How would you describe yourself taking into account your academic and professional background?

I am a behavioural economist. This is a bit of a tautology given that economics fundamentally is about human behavior. The attribute “behavioural” says that I combine the toolbox from neoclassical economics with the insights from psychology and other behavioural sciences. We, economists, have a different kind of method, a different approach from psychology - we try to build rather like generalized models of human behavior that can be expressed in mathematical equations. So, I think psychology and economics complement each other quite nicely.

Robert Koch was one of the founders of bacteriology and, I suppose, people in this field, and not only, associate your name with Robert Koch’s name. How do you feel about it? Is there any relationship between your professional interests and Koch name?

Koch is a very common name in the German speaking countries. There is no family relation with Robert Koch but there is a link to the present study, where people play a cooking game. Koch translates to cook in English.

As Professor and specialist in Economics, what determined you to join SafeConsume team?

There were several motivations for me and my colleagues from the Aarhus University, Dan Mønster and Julia Nafziger, who all do research in behavioral economics, to join SafeConsume. First, raising awareness of food-borne disease and fostering risk-reducing behavior among consumers is a very interesting case. Most of us prepare food every day. Thus, a challenge is how to change habitual behavior, which is a fascinating subject for a behavioral scientist. But it gets even more interesting as cooking is actually quite complex because you need to do a lot of things and to do them at the right time. For example, you need to remember to wash your hands and clean tools at appropriate times to avoid cross-contamination from raw food while often facing time pressure or disturbances. The topic offers a chance to study how nudges work in a rather complex environment. Second, the project offered the chance to do research and at the same time create an online game that can actually have an impact in promoting safer food handling among consumers. Third, we could contribute to a multidisciplinary consortium with our expertise in designing interventions and empirical tools for providing causal evidence.

What is your role in SafeConsume?

We all worked very closely together in designing and running the study. If there is any special role for me to point out, it is coordinating with a fantastic team of game developers at ScienceAtHome at Aarhus University.

In your opinion, what do you think will be the most important results of our project?

The most important result is that a relatively short intervention consisting of watching a 2-minute video and playing an online game for about 20 minutes has an impact on promoting safer food handling practices. What surprised us most was that this effect is not just among young people but fairly consistent from people in their 20s to 60s.

It is well known that a game-based learning method is an efficient one. Which were the expectations regarding SafeConsume game and have you received any feedback yet? Personally, I really like the game, I had fun playing the easy level and I find very useful the advice received at the end of each game.

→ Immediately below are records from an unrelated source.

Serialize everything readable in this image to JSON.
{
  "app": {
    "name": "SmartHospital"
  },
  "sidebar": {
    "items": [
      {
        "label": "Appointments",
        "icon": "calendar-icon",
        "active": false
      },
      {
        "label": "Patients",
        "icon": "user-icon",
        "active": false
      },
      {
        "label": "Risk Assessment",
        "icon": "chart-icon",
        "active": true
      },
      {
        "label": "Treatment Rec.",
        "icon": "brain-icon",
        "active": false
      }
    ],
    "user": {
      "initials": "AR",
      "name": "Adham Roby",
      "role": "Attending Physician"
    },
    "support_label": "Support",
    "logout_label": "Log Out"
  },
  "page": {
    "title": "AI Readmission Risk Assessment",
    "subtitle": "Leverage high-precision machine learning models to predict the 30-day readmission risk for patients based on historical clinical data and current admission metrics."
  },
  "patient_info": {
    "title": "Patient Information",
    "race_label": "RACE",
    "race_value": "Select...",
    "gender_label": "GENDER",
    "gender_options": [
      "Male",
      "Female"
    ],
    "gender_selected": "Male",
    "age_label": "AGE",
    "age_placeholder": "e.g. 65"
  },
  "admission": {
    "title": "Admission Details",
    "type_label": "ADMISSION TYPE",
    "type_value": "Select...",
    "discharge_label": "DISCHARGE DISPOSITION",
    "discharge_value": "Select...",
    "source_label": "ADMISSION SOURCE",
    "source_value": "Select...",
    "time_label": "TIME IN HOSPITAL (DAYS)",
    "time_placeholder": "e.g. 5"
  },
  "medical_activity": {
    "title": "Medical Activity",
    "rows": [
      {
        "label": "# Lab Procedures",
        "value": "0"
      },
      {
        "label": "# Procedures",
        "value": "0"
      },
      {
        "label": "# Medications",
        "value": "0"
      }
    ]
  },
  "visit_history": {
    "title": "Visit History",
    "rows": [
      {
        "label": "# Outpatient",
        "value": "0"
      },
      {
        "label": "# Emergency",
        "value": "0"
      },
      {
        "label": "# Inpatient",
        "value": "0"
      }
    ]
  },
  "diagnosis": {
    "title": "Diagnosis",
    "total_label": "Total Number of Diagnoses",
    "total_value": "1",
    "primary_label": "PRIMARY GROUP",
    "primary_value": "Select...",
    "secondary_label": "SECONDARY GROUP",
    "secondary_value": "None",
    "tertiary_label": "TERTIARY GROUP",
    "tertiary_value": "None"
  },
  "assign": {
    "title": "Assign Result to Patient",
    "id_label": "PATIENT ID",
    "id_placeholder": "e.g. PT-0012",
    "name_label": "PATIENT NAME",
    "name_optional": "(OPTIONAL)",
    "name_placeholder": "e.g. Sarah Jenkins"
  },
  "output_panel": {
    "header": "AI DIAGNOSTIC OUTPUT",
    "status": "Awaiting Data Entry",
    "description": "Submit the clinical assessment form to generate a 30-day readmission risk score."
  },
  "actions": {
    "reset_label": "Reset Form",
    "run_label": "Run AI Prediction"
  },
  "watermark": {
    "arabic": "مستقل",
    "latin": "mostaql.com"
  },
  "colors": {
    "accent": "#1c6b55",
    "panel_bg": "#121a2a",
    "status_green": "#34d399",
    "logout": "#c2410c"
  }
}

A lot of participants commented that they enjoyed the game and learned something from it. This is of course something that makes us happy. Actually we had quite a few people playing the game, both in this study and another one that we are running currently. So we had, literally, almost 2000 people that play it. Of course, they had a chance to give feedback, the feedback was positive and that's of course very nice because that's the purpose of the study - to hear that people also felt that they got something out of it and it's not just showing up in the numbers.

Your recent publications are a contribution to the educational field. Are children interested in hygiene and microbes?

I am probably not the right person to answer as SafeConsume was the first time that I worked specifically on hygiene and microbes. Then, our study targeted adults. But from what our colleagues at the e-Bug project in the UK do, I would say the answer is yes.

One of your research topics is measurement of consumer risk-taking. What do you think about the degree of awareness that the consumer has regarding risks?

In our research we could see that consumers already learned new things from the 2-minute information video. While people have some general awareness of the importance of hygiene, which probably already was boosted through the pandemic, our research shows that it is important to translate this into advice on what concrete things to do or not to.

How consumers could reduce exposure to microbiological hazards in order to prevent food-borne illness?

That is one of the questions that we try to address in our study. One take-away is that watching our information video and playing the game is one thing that helps.